外務在外居住者省公式筋は、人民防衛隊(YPG)主体のシリア民主軍と米国の石油会社がシリア領内での石油採掘にかかる契約を結んだことをもっとも激しい表現で非難した。

**

米共和党のリンゼ・グラム上院議員は7月31日、議会で米国の石油企業1社が人民防衛隊(YPG)主体のシリア民主軍のマズルーム・アブディー総司令官と北・東シリア自治局内の油田開発にかかる合意を締結したと述べた。

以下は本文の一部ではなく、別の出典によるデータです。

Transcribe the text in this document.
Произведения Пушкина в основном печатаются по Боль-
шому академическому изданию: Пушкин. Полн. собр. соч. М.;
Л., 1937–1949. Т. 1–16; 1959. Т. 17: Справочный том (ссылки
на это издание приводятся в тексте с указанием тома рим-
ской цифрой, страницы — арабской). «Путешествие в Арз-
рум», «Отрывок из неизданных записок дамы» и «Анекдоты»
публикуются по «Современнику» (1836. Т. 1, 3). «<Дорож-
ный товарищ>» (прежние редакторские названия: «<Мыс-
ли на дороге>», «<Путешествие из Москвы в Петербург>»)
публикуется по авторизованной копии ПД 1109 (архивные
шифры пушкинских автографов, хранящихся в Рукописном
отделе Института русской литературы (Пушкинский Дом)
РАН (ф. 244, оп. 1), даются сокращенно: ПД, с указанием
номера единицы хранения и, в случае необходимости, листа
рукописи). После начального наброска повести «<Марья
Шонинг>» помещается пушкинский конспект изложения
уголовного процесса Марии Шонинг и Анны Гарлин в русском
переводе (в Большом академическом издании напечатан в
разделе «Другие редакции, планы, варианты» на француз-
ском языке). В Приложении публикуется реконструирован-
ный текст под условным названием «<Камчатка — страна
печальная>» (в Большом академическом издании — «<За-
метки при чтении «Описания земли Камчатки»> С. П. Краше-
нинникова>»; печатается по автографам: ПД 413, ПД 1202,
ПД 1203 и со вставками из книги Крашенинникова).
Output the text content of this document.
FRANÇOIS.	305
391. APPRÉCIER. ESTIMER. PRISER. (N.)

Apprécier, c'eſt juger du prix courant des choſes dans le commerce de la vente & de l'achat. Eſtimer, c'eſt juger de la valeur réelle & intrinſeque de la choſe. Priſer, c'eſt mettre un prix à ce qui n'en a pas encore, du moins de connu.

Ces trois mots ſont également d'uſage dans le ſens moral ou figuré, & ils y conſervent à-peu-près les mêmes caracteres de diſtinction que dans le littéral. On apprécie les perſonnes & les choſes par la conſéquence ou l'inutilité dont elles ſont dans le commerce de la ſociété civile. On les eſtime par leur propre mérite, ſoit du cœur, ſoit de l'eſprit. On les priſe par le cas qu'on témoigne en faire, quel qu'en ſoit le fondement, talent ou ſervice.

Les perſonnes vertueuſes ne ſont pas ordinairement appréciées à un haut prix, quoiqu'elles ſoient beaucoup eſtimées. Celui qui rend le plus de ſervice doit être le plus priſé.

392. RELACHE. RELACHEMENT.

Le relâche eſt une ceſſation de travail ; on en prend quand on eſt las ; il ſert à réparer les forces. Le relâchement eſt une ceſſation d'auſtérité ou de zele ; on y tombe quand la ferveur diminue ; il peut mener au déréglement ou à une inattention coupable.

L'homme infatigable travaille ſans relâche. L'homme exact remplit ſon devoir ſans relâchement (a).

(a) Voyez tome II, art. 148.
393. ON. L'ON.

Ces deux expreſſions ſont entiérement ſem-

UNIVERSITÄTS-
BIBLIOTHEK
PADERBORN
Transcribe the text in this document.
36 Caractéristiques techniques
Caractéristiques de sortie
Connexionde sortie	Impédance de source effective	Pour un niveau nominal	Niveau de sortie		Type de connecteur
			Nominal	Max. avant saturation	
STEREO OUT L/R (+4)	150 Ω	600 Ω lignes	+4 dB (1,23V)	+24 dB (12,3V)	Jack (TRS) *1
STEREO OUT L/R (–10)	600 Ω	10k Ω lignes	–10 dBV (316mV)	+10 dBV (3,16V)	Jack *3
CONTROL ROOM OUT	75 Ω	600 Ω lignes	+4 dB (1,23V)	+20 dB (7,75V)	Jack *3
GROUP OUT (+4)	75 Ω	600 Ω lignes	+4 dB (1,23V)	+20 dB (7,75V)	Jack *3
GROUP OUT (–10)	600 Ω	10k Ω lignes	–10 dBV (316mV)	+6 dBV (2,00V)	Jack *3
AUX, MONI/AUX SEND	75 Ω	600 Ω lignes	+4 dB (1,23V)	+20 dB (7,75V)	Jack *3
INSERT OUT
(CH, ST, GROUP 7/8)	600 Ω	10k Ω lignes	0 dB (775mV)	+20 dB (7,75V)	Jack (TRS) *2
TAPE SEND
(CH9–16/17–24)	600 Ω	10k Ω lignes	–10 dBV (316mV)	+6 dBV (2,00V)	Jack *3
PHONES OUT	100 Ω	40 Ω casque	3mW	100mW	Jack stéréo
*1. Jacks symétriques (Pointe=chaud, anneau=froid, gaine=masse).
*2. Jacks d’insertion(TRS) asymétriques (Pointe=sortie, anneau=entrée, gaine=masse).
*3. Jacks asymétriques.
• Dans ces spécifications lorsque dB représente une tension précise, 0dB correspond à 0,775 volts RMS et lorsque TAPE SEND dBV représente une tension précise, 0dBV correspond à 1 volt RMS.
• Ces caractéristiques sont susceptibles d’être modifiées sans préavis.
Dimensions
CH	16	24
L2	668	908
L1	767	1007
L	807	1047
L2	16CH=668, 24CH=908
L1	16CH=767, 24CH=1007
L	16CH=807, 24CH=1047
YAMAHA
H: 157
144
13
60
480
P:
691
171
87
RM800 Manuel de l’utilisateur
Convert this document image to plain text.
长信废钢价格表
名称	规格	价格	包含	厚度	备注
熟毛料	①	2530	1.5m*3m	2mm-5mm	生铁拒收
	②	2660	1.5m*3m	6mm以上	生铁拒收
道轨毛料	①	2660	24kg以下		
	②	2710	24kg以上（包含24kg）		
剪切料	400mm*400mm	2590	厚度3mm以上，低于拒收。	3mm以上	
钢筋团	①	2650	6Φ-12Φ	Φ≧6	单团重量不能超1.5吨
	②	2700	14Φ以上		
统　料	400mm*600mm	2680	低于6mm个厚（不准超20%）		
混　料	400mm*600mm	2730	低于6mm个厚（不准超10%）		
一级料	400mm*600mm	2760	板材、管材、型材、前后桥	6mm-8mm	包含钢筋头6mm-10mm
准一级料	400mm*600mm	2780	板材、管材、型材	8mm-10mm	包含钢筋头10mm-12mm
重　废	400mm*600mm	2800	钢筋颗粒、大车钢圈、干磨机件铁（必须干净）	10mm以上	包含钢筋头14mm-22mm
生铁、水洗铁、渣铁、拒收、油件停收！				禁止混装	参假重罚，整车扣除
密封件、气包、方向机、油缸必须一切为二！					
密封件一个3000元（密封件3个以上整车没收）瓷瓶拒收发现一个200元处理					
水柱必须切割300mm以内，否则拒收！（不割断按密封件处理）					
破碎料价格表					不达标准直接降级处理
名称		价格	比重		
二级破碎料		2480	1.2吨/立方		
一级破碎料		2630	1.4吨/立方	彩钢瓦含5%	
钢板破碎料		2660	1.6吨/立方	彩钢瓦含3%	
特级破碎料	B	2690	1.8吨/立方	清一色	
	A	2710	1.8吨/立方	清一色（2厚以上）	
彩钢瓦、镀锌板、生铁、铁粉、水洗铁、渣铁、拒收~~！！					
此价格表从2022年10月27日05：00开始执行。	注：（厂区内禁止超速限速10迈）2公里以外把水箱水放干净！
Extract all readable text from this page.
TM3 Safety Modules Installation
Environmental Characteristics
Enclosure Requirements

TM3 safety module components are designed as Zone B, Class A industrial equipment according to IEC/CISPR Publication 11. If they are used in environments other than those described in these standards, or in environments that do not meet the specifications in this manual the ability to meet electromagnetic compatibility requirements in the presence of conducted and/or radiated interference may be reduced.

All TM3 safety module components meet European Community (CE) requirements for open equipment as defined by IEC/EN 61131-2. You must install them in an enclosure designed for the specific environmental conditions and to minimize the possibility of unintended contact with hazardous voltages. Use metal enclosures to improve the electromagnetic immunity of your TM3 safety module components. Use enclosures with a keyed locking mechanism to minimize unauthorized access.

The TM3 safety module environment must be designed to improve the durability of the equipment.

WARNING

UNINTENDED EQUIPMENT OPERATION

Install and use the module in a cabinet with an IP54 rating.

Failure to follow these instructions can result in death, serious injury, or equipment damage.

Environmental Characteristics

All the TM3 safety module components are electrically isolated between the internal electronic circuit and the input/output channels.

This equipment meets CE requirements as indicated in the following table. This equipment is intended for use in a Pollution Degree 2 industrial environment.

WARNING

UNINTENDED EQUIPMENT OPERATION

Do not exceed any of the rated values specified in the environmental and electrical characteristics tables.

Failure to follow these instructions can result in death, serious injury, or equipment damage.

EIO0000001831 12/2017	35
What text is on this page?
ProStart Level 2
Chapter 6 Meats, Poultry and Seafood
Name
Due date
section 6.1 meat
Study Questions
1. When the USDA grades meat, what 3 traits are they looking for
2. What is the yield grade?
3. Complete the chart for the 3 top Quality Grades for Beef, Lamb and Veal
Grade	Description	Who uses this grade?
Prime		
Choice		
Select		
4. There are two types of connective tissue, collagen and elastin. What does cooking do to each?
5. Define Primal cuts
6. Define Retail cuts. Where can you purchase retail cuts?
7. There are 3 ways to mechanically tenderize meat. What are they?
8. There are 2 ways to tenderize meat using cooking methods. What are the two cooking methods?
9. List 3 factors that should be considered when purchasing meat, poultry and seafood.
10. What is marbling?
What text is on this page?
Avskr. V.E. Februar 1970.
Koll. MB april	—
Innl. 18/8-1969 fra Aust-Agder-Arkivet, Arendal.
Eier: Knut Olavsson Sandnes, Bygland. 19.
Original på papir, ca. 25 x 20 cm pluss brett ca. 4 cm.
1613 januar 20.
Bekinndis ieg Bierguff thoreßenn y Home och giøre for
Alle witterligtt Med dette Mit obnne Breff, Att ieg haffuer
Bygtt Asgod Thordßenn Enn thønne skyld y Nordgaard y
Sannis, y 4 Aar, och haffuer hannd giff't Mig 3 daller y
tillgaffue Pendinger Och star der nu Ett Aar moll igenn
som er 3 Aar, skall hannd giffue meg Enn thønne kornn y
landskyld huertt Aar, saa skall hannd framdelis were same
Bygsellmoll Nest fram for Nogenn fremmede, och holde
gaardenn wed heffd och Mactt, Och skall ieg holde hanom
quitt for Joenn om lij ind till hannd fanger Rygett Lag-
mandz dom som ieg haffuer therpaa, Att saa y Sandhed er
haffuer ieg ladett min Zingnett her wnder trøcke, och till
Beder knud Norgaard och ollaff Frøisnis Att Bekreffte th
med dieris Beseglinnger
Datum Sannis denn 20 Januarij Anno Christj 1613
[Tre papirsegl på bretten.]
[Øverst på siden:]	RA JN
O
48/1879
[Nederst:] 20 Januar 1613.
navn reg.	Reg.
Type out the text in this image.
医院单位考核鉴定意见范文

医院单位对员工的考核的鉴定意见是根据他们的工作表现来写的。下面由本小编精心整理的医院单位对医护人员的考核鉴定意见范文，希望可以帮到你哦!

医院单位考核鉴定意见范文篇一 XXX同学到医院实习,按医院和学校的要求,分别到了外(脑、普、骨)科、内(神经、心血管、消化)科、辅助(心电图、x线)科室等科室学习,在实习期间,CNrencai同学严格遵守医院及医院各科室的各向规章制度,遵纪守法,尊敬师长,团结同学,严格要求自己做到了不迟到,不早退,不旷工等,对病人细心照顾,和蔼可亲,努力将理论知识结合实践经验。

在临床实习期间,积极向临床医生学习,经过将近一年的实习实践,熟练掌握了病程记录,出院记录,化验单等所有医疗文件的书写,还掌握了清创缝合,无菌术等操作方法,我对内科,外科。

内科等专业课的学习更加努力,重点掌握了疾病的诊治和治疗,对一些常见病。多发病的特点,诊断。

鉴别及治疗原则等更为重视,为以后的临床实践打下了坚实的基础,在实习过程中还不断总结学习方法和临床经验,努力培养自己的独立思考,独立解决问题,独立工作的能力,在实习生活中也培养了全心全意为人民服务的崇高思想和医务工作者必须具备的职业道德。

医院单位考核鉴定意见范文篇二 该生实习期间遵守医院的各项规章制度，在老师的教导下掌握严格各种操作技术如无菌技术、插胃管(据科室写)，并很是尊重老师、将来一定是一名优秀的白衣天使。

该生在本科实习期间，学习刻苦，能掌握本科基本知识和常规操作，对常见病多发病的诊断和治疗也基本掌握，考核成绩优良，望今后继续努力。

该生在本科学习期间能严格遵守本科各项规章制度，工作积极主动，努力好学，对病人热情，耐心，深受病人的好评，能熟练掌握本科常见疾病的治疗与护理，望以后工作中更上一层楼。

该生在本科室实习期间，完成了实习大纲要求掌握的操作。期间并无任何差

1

また、議会に出席していたマイク・ポンペオ国務長官も、この方針を支援すると答弁した。

合意は、デルタ・クレセント・エネルギー社がシリア民主軍と交わしたもので、石油精製施設2カ所の建設を骨子とする。

北・東シリア自治局支配地域で産出される石油は、これまでシリア政府支配地域に移送され、精製されていたが、精製施設が新設されれば、シリア政府を通さずに石油の消費が可能となる。

なお、米国は現在、シーザー・シリア市民保護法や諸処の大統領令によって、シリアの石油部門に対する経済制裁を科しているため、合意を発効するには、国務省と財務省の同意が必要となる。

『シャルク・アウサト』(8月1日付)が伝えた。

AFP, August 2, 2020、ANHA, August 2, 2020、AP, August 2, 2020、al-Durar al-Shamiya, August 2, 2020、Reuters, August 2, 2020、SANA, August 2, 2020、al-Sharq al-Awsat, August 1, 2020、SOHR, August 2, 2020、UPI, August 2, 2020などをもとに作成。